The issue was highlighted last month when it was revealed that families in West Bay’s Apple Blossom housing development feared they would be left homeless because their sub-standard homes are due to be demolished but they cannot afford to buy or rent homes elsewhere.
Mr. Tibbetts said that the buildings at Apple Blossom had been condemned and would be demolished and that government would have to make a policy decision on the issue, adding “we are going to be faced with a situation that we will have to be looking at some type of social program with regards to living quarters for some individuals.”
He continued: “We recognize that we can’t have these people out of these homes with nowhere to go so that is the challenge that government has to face. And it will not end just right there because there are other circumstances which are similar.
“We just may not be able to deal with it all at one time and we may have to phase it over a few years, but at least we started on it.”

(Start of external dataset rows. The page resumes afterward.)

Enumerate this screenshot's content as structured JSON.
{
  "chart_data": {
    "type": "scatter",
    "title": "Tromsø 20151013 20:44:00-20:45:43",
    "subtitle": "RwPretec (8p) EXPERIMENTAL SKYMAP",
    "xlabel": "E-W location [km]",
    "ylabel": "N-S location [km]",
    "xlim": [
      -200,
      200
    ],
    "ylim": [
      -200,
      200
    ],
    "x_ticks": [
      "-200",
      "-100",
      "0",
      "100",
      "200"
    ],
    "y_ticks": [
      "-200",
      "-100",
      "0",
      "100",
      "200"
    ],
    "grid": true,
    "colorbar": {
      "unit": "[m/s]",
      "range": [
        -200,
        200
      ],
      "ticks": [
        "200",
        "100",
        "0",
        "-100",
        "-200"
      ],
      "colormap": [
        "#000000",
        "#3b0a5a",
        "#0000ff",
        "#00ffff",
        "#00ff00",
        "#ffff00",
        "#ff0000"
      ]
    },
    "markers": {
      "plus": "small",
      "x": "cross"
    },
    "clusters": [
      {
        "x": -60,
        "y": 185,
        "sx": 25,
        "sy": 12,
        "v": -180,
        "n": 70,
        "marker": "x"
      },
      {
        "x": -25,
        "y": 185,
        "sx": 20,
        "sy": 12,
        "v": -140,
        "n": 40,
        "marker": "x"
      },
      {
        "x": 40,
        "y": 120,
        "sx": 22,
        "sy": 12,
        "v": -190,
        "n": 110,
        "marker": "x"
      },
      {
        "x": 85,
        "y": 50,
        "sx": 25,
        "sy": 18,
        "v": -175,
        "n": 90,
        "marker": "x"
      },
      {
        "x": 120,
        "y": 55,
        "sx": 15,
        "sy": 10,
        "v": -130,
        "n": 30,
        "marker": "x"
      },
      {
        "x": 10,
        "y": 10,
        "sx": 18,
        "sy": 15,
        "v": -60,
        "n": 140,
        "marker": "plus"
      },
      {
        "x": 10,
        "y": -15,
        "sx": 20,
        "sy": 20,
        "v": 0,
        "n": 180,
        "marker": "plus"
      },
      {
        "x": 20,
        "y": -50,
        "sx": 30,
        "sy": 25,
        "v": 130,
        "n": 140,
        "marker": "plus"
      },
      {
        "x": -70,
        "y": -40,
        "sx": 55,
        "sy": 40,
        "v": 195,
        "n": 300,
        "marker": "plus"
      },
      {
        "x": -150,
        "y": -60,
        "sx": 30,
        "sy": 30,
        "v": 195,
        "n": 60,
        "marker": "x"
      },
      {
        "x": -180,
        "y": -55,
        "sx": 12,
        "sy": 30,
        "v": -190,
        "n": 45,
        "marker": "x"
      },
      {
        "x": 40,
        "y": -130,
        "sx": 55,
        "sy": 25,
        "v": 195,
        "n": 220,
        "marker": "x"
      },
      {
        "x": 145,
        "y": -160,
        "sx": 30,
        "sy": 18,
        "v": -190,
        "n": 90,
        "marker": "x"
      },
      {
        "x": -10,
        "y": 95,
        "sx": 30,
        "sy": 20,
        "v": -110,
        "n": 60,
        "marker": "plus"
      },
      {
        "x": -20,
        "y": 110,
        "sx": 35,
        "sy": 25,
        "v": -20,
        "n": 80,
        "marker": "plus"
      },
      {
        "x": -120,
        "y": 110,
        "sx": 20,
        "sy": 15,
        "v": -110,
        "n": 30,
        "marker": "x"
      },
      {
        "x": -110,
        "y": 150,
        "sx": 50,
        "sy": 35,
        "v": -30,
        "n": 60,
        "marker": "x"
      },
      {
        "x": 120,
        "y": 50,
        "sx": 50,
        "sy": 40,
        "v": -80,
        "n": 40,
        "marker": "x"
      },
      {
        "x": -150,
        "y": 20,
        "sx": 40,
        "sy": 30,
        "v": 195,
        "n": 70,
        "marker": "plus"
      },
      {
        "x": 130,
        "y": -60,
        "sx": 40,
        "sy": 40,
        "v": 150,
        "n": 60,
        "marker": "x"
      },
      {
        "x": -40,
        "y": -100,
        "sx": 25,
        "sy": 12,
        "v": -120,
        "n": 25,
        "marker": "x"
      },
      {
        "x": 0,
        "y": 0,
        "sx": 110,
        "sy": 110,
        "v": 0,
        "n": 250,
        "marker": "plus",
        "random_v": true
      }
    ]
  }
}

Speaking at a finance committee meeting at the Legislative Assembly last week, the minister said houses being built under the auspices of the National Housing Development Trust would be constructed to a much higher standard than those at Apple Blossom.
He said there would be no repeat of the Apple Blossom situation where affordable homes were so badly built, they had to be demolished without government making any money back on that investment.
“Those homes had some difficulty for several years … the biggest issue is one of safety because the buildings are in poor condition and have been condemned. Unfortunately, some of the people who live in those homes have been there for quite some time,” said Mr. Tibbetts.
He said an assessment of those residents’ needs was being carried out and he gave assurances to residents of Apple Blossom that they would not be displaced until somewhere else was found for them to go.
East End MLA Arden McLean questioned how many of the condemned homes in the Apple Blossom development were still standing. Mr. Tibbetts responded: “32 homes are left standing which were all deemed unfit.”
There has been a variety of arrangements for residents of National Housing Development Trust housing over the years, including outright purchase of homes, rental and a lease-to-own setup, which is further complicating the housing issue, Mr. Tibbetts said.
“If the program had been done right from the beginning the way we would have liked to do it, certainly we would be in a different position now,” he said.
The minister acknowledged that there had been few financial returns for government on earlier affordable housing initiatives. “The first part of the pool is gone, dead and nothing to show for it,” said Mr. Tibbetts.
However, government would see some returns from affordable homes projects in Bodden Town, he said, adding that ultimately they would yield more than $7 million.
The minister also said that he hoped that affordable housing could be made available in all districts of the Cayman Islands, pointing out that future affordable housing would need to include multi-family dwellings.
At the meeting, legislators voted to grant a budget of $2.4 million to the National Housing Development Trust for the 2014/2015 financial year.